Once these change agents have been identified, I meet with them in-person or virtually to engage them in their roles and gain their favour. I give them a “master class” on change agency. I build trust by investing in each person’s “emotional bank account”, something I learned from Stephen Covey. I strengthen these relationships through continuous “deposits” - small ways to improve their day, meaningful recognition and being kind - before I ask to make a “withdrawal”. These asks may come in the form of a communication, leadership, training or coaching role on behalf of the implementation team. It’s a great way to leverage your human capital efficiently to extend the scope and reach of your initiative.

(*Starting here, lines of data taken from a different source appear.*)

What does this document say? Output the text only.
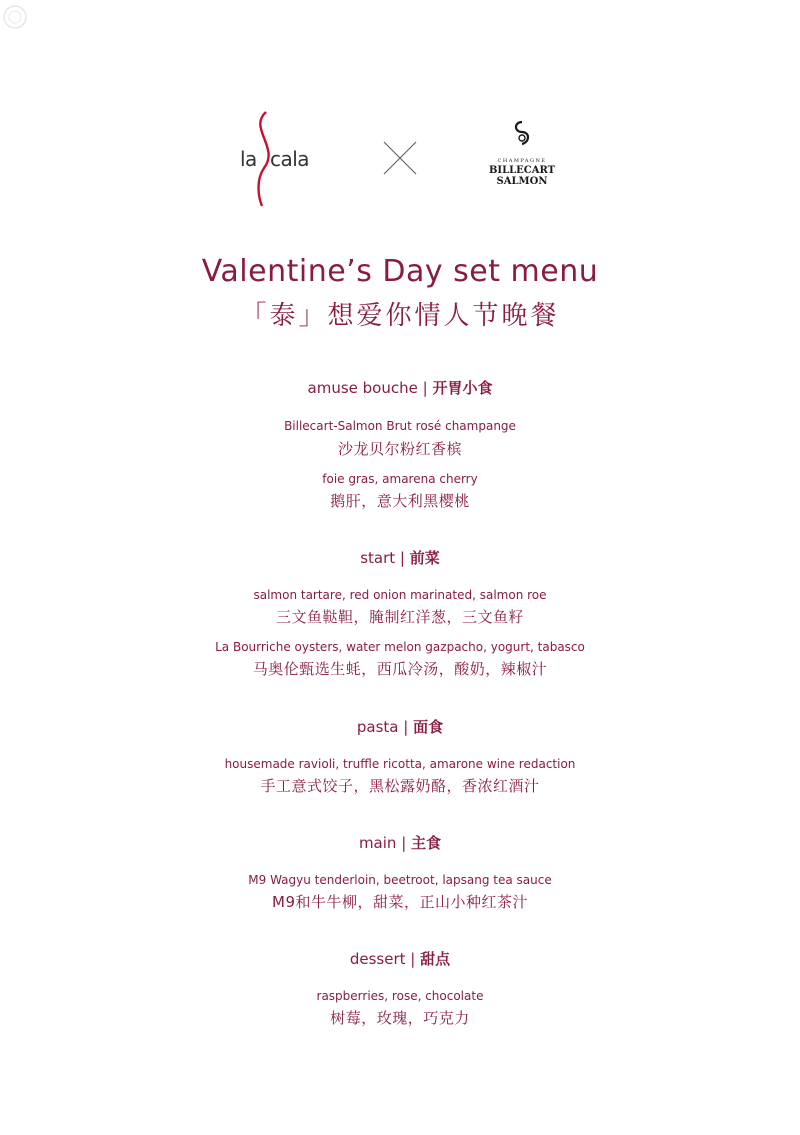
la cala	CHAMPAGNE
BILLECART
SALMON
Valentine’s Day set menu
「泰」想爱你情人节晚餐
amuse bouche | 开胃小食
Billecart-Salmon Brut rosé champange
沙龙贝尔粉红香槟
foie gras, amarena cherry
鹅肝，意大利黑樱桃
start | 前菜
salmon tartare, red onion marinated, salmon roe
三文鱼鞑靼，腌制红洋葱，三文鱼籽
La Bourriche oysters, water melon gazpacho, yogurt, tabasco
马奥伦甄选生蚝，西瓜冷汤，酸奶，辣椒汁
pasta | 面食
housemade ravioli, truffle ricotta, amarone wine redaction
手工意式饺子，黑松露奶酪，香浓红酒汁
main | 主食
M9 Wagyu tenderloin, beetroot, lapsang tea sauce
M9和牛牛柳，甜菜，正山小种红茶汁
dessert | 甜点
raspberries, rose, chocolate
树莓，玫瑰，巧克力
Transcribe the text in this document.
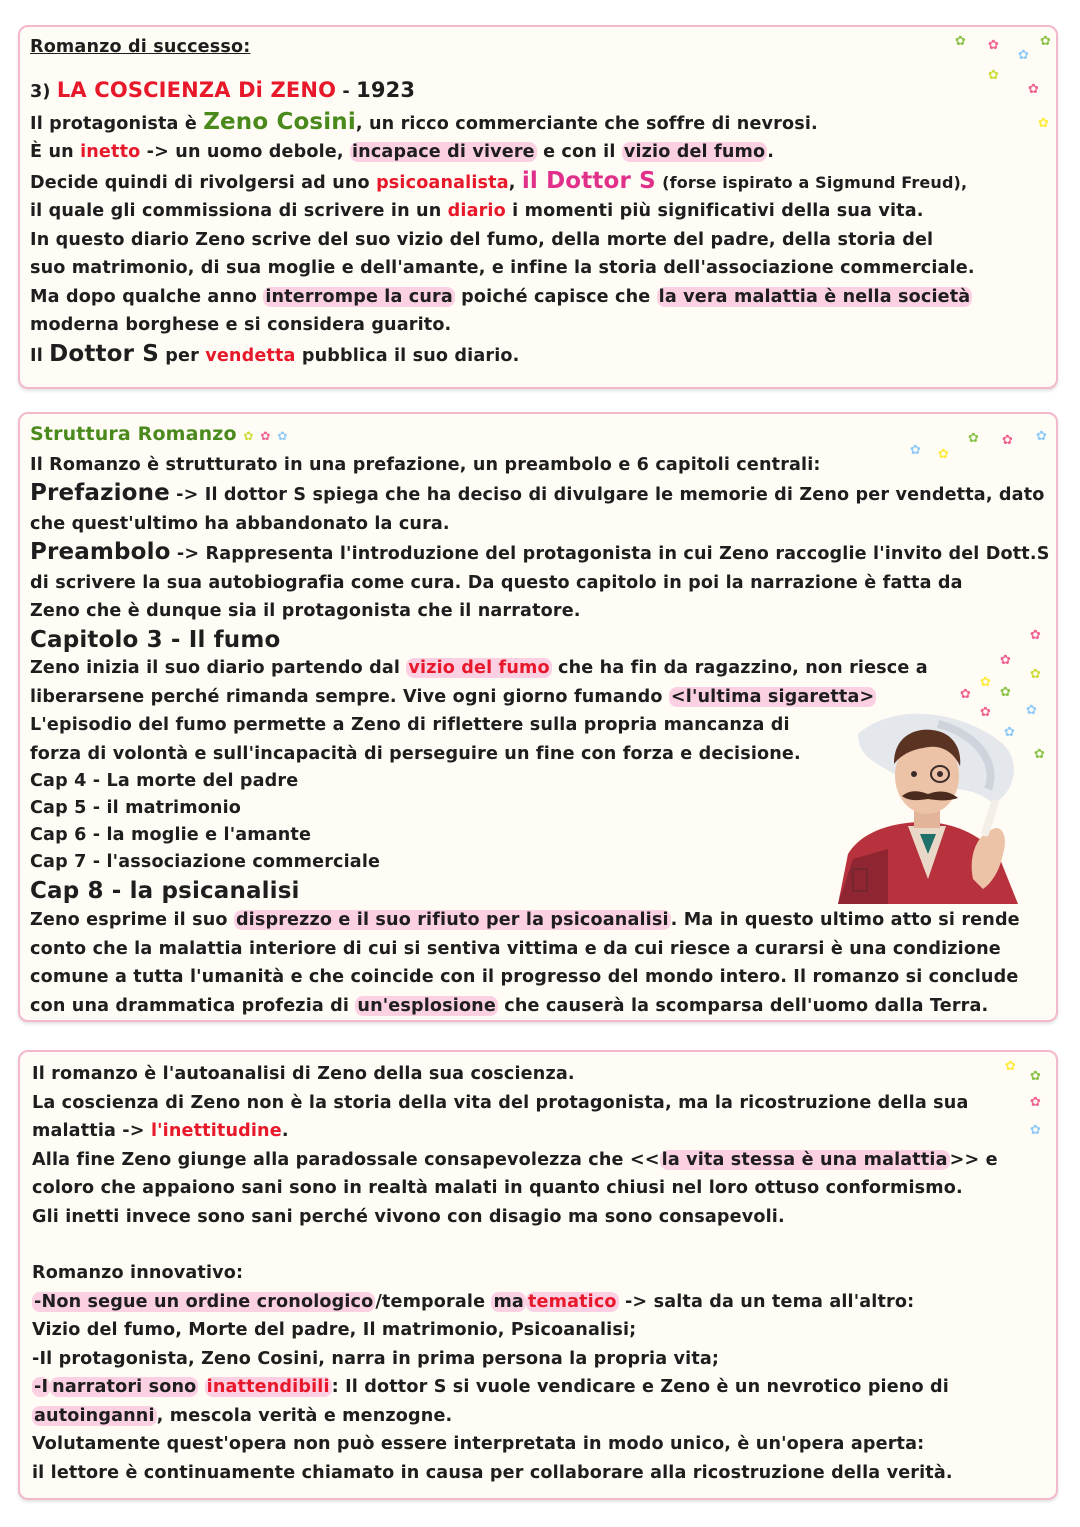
Romanzo di successo:
3) LA COSCIENZA Di ZENO - 1923
Il protagonista è Zeno Cosini, un ricco commerciante che soffre di nevrosi.
È un inetto -> un uomo debole, incapace di vivere e con il vizio del fumo .
Decide quindi di rivolgersi ad uno psicoanalista, il Dottor S (forse ispirato a Sigmund Freud),
il quale gli commissiona di scrivere in un diario i momenti più significativi della sua vita.
In questo diario Zeno scrive del suo vizio del fumo, della morte del padre, della storia del
suo matrimonio, di sua moglie e dell'amante, e infine la storia dell'associazione commerciale.
Ma dopo qualche anno interrompe la cura poiché capisce che la vera malattia è nella società
moderna borghese e si considera guarito.
Il Dottor S per vendetta pubblica il suo diario.
✿ ✿
✿
✿
✿
✿
✿
Struttura Romanzo ✿ ✿ ✿
Il Romanzo è strutturato in una prefazione, un preambolo e 6 capitoli centrali:
Prefazione -> Il dottor S spiega che ha deciso di divulgare le memorie di Zeno per vendetta, dato
che quest'ultimo ha abbandonato la cura.
Preambolo -> Rappresenta l'introduzione del protagonista in cui Zeno raccoglie l'invito del Dott.S
di scrivere la sua autobiografia come cura. Da questo capitolo in poi la narrazione è fatta da
Zeno che è dunque sia il protagonista che il narratore.
Capitolo 3 - Il fumo
Zeno inizia il suo diario partendo dal vizio del fumo che ha fin da ragazzino, non riesce a
liberarsene perché rimanda sempre. Vive ogni giorno fumando <l'ultima sigaretta>
L'episodio del fumo permette a Zeno di riflettere sulla propria mancanza di
forza di volontà e sull'incapacità di perseguire un fine con forza e decisione.
Cap 4 - La morte del padre
Cap 5 - il matrimonio
Cap 6 - la moglie e l'amante
Cap 7 - l'associazione commerciale
Cap 8 - la psicanalisi
Zeno esprime il suo disprezzo e il suo rifiuto per la psicoanalisi . Ma in questo ultimo atto si rende
conto che la malattia interiore di cui si sentiva vittima e da cui riesce a curarsi è una condizione
comune a tutta l'umanità e che coincide con il progresso del mondo intero. Il romanzo si conclude
con una drammatica profezia di un'esplosione che causerà la scomparsa dell'uomo dalla Terra.
✿ ✿
✿ ✿ ✿
✿
✿
✿
✿
✿ ✿
✿	✿
✿
✿
Il romanzo è l'autoanalisi di Zeno della sua coscienza.
La coscienza di Zeno non è la storia della vita del protagonista, ma la ricostruzione della sua
malattia -> l'inettitudine.
Alla fine Zeno giunge alla paradossale consapevolezza che << la vita stessa è una malattia >> e
coloro che appaiono sani sono in realtà malati in quanto chiusi nel loro ottuso conformismo.
Gli inetti invece sono sani perché vivono con disagio ma sono consapevoli.
Romanzo innovativo:
-Non segue un ordine cronologico /temporale ma tematico -> salta da un tema all'altro:
Vizio del fumo, Morte del padre, Il matrimonio, Psicoanalisi;
-Il protagonista, Zeno Cosini, narra in prima persona la propria vita;
-I narratori sono inattendibili : Il dottor S si vuole vendicare e Zeno è un nevrotico pieno di
autoinganni , mescola verità e menzogne.
Volutamente quest'opera non può essere interpretata in modo unico, è un'opera aperta:
il lettore è continuamente chiamato in causa per collaborare alla ricostruzione della verità.
✿
✿
✿
✿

Think of these individuals as your “door-knockers”, as they can mobilize others through their communication and networking skills. They’re driven and persuasive and can give you amazing insights into your strategy. I hold them accountable for adoption and, as such, provide them with adoption toolkits to aid them in their efforts. Because they’re serving as the eyes and ears of change, they often identify areas of resistance and issues encountered amongst their vast networks. They're a positive force for change amongst their peers, and their informal networks have proved more influential than formal communication channels in many situations.
If you’re implementing change within your organization, find and harness the energy, passion, and influence of change agents to minimize resistance and increase your odds of success. Get these people on board early and you will gain rapid adoption and a change that is now within the routines and rhythms of the organization - maybe even without a blip on the Richter scale.